Kommentar Umgang mit der Türkei: Erdoğans Allmachtsgefühle
Als Nato-Partner wird er gebraucht, die EU lädt bei ihm Flüchtlinge ab. Verständlich, wenn Erdoğan glaubt, alles tun zu können, was ihm beliebt.
I mmer wieder erweist es sich als Fehler, wenn westliche Länder die Augen vor Menschenrechtsverletzungen bei Bündnispartnern verschließen. Wie – scheinbar – klug die Gründe dafür auch jeweils sein mögen. Im Hinblick auf die Türkei unter Präsident Erdoğan ist das schon zu lange geschehen. Deshalb haben die EU, die Nato und die USA jetzt ein Problem.
Es war richtig, dass der Westen den gescheiterten Putsch in der Türkei verurteilt hat. Was immer man von Erdoğan hält: Wer im Militär ein geeignetes Instrument zur Rettung der Demokratie sieht, kann gleich einen Fuchs mit dem Schutz von Gänsen beauftragen.
Allerdings wäre es schön, wenn sich die Hüter der westlichen Wertegemeinschaft dessen auch erinnerten, wenn in Staaten außerhalb des Bündnisgebiets eine demokratisch gewählte Regierung vom Militär abgelöst wird – wie beispielsweise 2013 in Ägypten. Sonst leidet die Glaubwürdigkeit. Ägypten möchte den Putschversuch in der Türkei übrigens nicht verurteilen. Den Beziehungen von Kairo zum Westen wird das vermutlich nicht schaden.

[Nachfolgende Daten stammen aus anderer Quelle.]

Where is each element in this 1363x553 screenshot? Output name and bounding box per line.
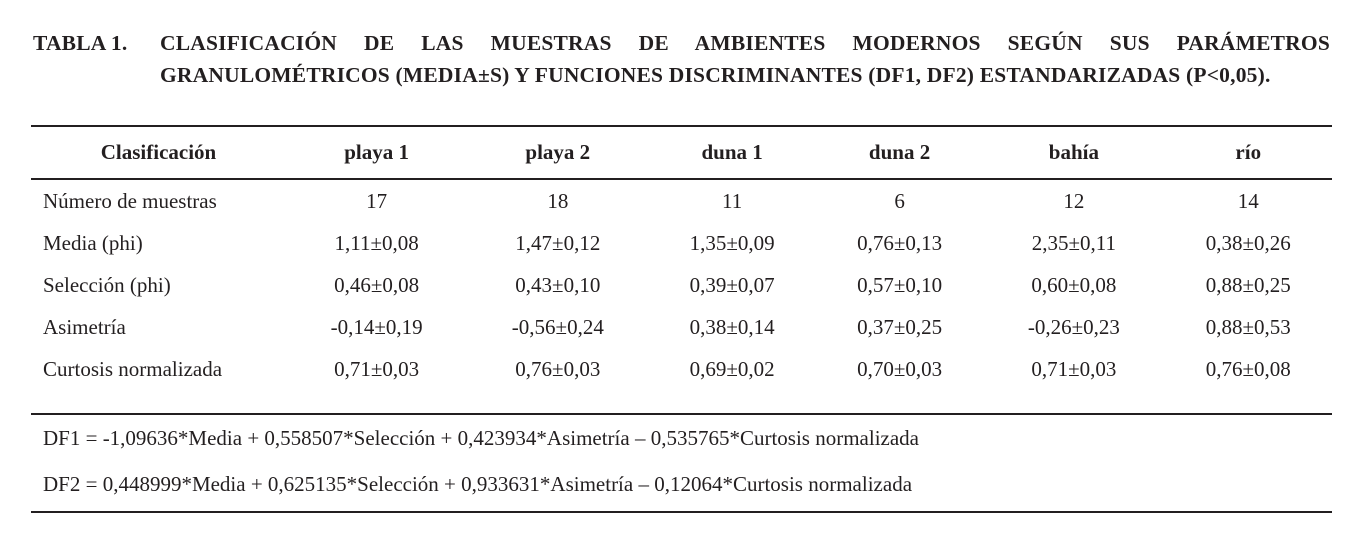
value-cell: 0,37±0,25 xyxy=(857,315,943,339)
table-header: Clasificación playa 1 playa 2 duna 1 dun… xyxy=(31,126,1332,180)
value-cell: 0,88±0,25 xyxy=(1205,273,1291,297)
value-cell: 0,69±0,02 xyxy=(689,357,775,381)
row-label: Media (phi) xyxy=(43,231,143,255)
table-row-numero-de-muestras: Número de muestras 17 18 11 6 12 14 xyxy=(31,179,1332,222)
value-cell: 0,71±0,03 xyxy=(1031,357,1117,381)
data-table: Clasificación playa 1 playa 2 duna 1 dun… xyxy=(31,125,1332,390)
value-cell: 0,71±0,03 xyxy=(334,357,420,381)
value-cell: 0,46±0,08 xyxy=(334,273,420,297)
value-cell: 0,88±0,53 xyxy=(1205,315,1291,339)
value-cell: -0,26±0,23 xyxy=(1027,315,1120,339)
value-cell: 11 xyxy=(722,189,743,213)
value-cell: 0,43±0,10 xyxy=(515,273,601,297)
table-caption: TABLA 1. CLASIFICACIÓN DE LAS MUESTRAS D… xyxy=(0,0,1363,91)
row-label: Curtosis normalizada xyxy=(43,357,223,381)
table-caption-text: CLASIFICACIÓN DE LAS MUESTRAS DE AMBIENT… xyxy=(160,31,1330,87)
column-header-duna-2: duna 2 xyxy=(815,126,984,180)
value-cell: 12 xyxy=(1063,189,1085,213)
column-header-playa-1: playa 1 xyxy=(285,126,468,180)
table-row-curtosis-normalizada: Curtosis normalizada 0,71±0,03 0,76±0,03… xyxy=(31,348,1332,390)
value-cell: 6 xyxy=(894,189,905,213)
value-cell: 1,35±0,09 xyxy=(689,231,775,255)
table-1-area: Clasificación playa 1 playa 2 duna 1 dun… xyxy=(31,125,1332,513)
value-cell: 1,11±0,08 xyxy=(334,231,419,255)
column-header-clasificacion: Clasificación xyxy=(31,126,286,180)
value-cell: 0,76±0,13 xyxy=(857,231,943,255)
value-cell: 0,76±0,08 xyxy=(1205,357,1291,381)
value-cell: -0,56±0,24 xyxy=(511,315,604,339)
value-cell: 17 xyxy=(366,189,388,213)
value-cell: 0,38±0,26 xyxy=(1205,231,1291,255)
table-row-media-phi: Media (phi) 1,11±0,08 1,47±0,12 1,35±0,0… xyxy=(31,222,1332,264)
value-cell: 18 xyxy=(547,189,569,213)
row-label: Selección (phi) xyxy=(43,273,171,297)
table-footnotes: DF1 = -1,09636*Media + 0,558507*Selecció… xyxy=(31,413,1332,513)
table-row-seleccion-phi: Selección (phi) 0,46±0,08 0,43±0,10 0,39… xyxy=(31,264,1332,306)
footnote-df1-equation: DF1 = -1,09636*Media + 0,558507*Selecció… xyxy=(43,426,920,450)
column-header-duna-1: duna 1 xyxy=(648,126,816,180)
row-label: Asimetría xyxy=(43,315,126,339)
value-cell: 0,38±0,14 xyxy=(689,315,775,339)
value-cell: -0,14±0,19 xyxy=(330,315,423,339)
footnote-df2-equation: DF2 = 0,448999*Media + 0,625135*Selecció… xyxy=(43,472,913,496)
table-body: Número de muestras 17 18 11 6 12 14 Medi… xyxy=(31,179,1332,390)
value-cell: 14 xyxy=(1237,189,1259,213)
value-cell: 1,47±0,12 xyxy=(515,231,601,255)
column-header-rio: río xyxy=(1164,126,1332,180)
value-cell: 0,76±0,03 xyxy=(515,357,601,381)
table-row-asimetria: Asimetría -0,14±0,19 -0,56±0,24 0,38±0,1… xyxy=(31,306,1332,348)
value-cell: 0,57±0,10 xyxy=(857,273,943,297)
column-header-bahia: bahía xyxy=(983,126,1165,180)
row-label: Número de muestras xyxy=(43,189,217,213)
value-cell: 0,60±0,08 xyxy=(1031,273,1117,297)
header-row: Clasificación playa 1 playa 2 duna 1 dun… xyxy=(31,126,1332,180)
value-cell: 2,35±0,11 xyxy=(1031,231,1117,255)
table-caption-number: TABLA 1. xyxy=(33,31,128,55)
value-cell: 0,39±0,07 xyxy=(689,273,775,297)
column-header-playa-2: playa 2 xyxy=(467,126,649,180)
value-cell: 0,70±0,03 xyxy=(857,357,943,381)
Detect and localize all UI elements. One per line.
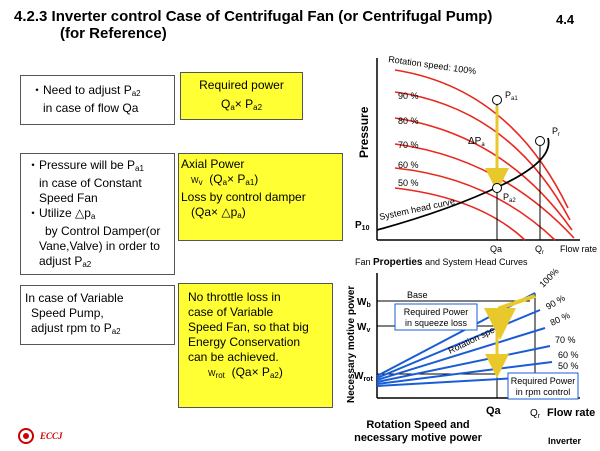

Da dies so ist: Warum sollte Erdoğan es ernst nehmen, wenn der Westen auf der Beachtung von Menschenrechten beharrt? Er hat gute Gründe für Allmachtsgefühle. Als Nato-Partner wird er gebraucht, die Europäische Union lädt bei ihm Flüchtlinge ab. Verständlich, wenn er glaubt, alles tun zu können, was ihm beliebt.
Vielleicht überreizt er jetzt doch sein Blatt. Der kaum verbrämte Vorwurf, die USA seien – irgendwie – in den Putsch verwickelt und man sei – so halb – im Kriegszustand mit den Vereinigten Staaten: der überschreitet sicherlich eine rote Linie. Aber bedeutet das irgendetwas Konkretes?
Niemand scheint eine Antwort darauf parat zu haben. Weil sich der Westen, wieder einmal, von einem Diktator abhängig gemacht hat. Und wieder einmal werden darunter zuerst Oppositionelle und Menschenrechtler leiden. Es ist eine Schande.